Dann wandte sie sich um und setzte sich ans Lagerfeuer, um ihre Gedanken zu sortieren. Wenn Karl ihr antworten wollte, könnte er zu ihr kommen, doch sie war sich nicht sicher, ob sie seine Antwort hören wollte. Die Leere von vorhin war dem Gewicht ihrer letzten Worte gewichen und sie begann, ihre Lebensentscheidung zu hinterfragen. Das Leben als ausgebildete Guardian war so überhaupt nicht das, was sie erwartet hatte. Natürlich wusste sie, dass das Leben nicht immer einfach war und sie konnte das aushalten; solange sie einen Grund dafür sah.

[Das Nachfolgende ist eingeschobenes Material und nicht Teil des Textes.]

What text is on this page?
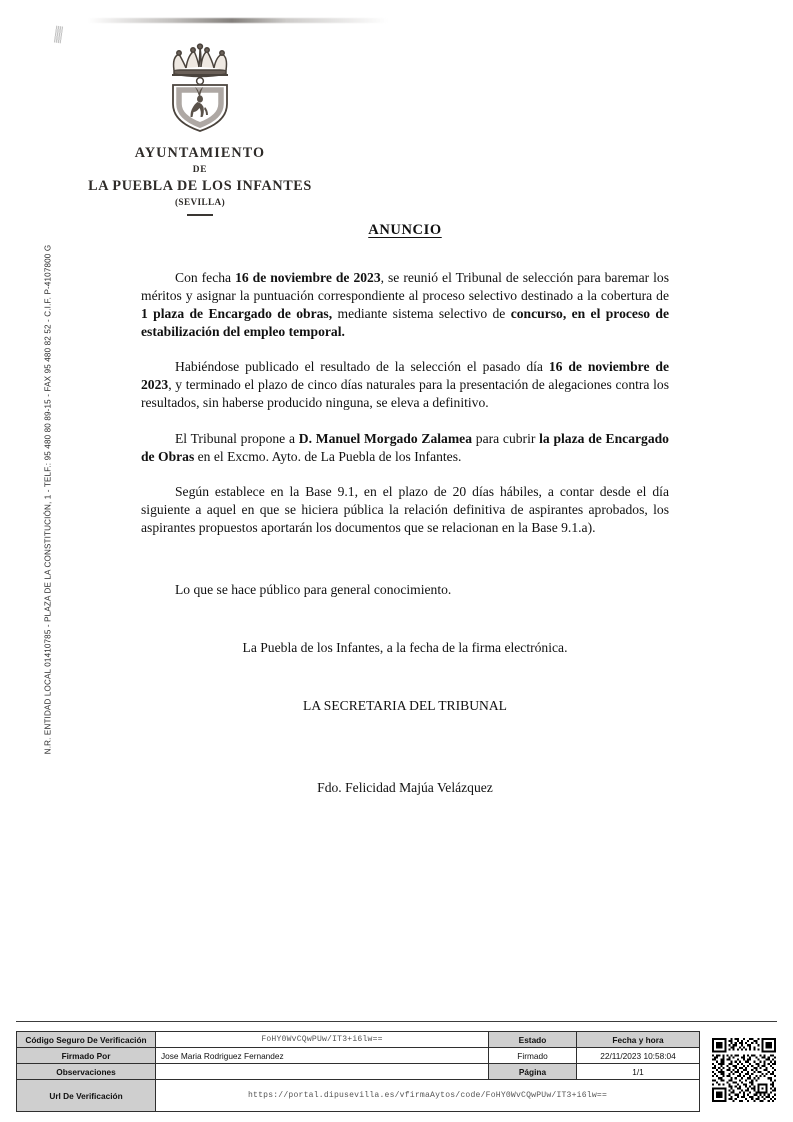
N.R. ENTIDAD LOCAL 01410785 - PLAZA DE LA CONSTITUCIÓN, 1 - TELF.: 95 480 80 89-15 - FAX 95 480 82 52 - C.I.F. P-4107800 G
AYUNTAMIENTO
DE
LA PUEBLA DE LOS INFANTES
(SEVILLA)
ANUNCIO

Con fecha 16 de noviembre de 2023, se reunió el Tribunal de selección para baremar los méritos y asignar la puntuación correspondiente al proceso selectivo destinado a la cobertura de 1 plaza de Encargado de obras, mediante sistema selectivo de concurso, en el proceso de estabilización del empleo temporal.

Habiéndose publicado el resultado de la selección el pasado día 16 de noviembre de 2023, y terminado el plazo de cinco días naturales para la presentación de alegaciones contra los resultados, sin haberse producido ninguna, se eleva a definitivo.

El Tribunal propone a D. Manuel Morgado Zalamea para cubrir la plaza de Encargado de Obras en el Excmo. Ayto. de La Puebla de los Infantes.

Según establece en la Base 9.1, en el plazo de 20 días hábiles, a contar desde el día siguiente a aquel en que se hiciera pública la relación definitiva de aspirantes aprobados, los aspirantes propuestos aportarán los documentos que se relacionan en la Base 9.1.a).

Lo que se hace público para general conocimiento.

La Puebla de los Infantes, a la fecha de la firma electrónica.
LA SECRETARIA DEL TRIBUNAL
Fdo. Felicidad Majúa Velázquez
Código Seguro De Verificación	FoHY0WvCQwPUw/IT3+i6lw==	Estado	Fecha y hora
Firmado Por	Jose Maria Rodriguez Fernandez	Firmado	22/11/2023 10:58:04
Observaciones		Página	1/1
Url De Verificación	https://portal.dipusevilla.es/vfirmaAytos/code/FoHY0WvCQwPUw/IT3+i6lw==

Doch in den letzten Tagen hatte die Foundation ihr nicht einen gegeben. Nichts fühlte sich richtig an.
Erst einige Momente später bemerkte Sandrine, dass Rosie und Niki sich an sie geschmiegt hatten. Und auch Rocara schwebte ganz in ihrer Nähe, wie um rechtzeitig eingreifen zu können. Ein winziges Lächeln stahl sich auf Sandrines Gesicht. Wenigstens ein Gutes hatte ihre Arbeit als Guardian gehabt. Nun gut, zwei. Ohne die Ausbildung und diese Missionen wäre sie niemals Niki oder Rocara begegnet. Und wenigstens dafür sollte sie dankbar sein. Über alles andere würde sie nachdenken, wenn sie weniger fertig war. Vermutlich morgen, wenn dieser Tag nur noch eine schreckliche Erinnerung war.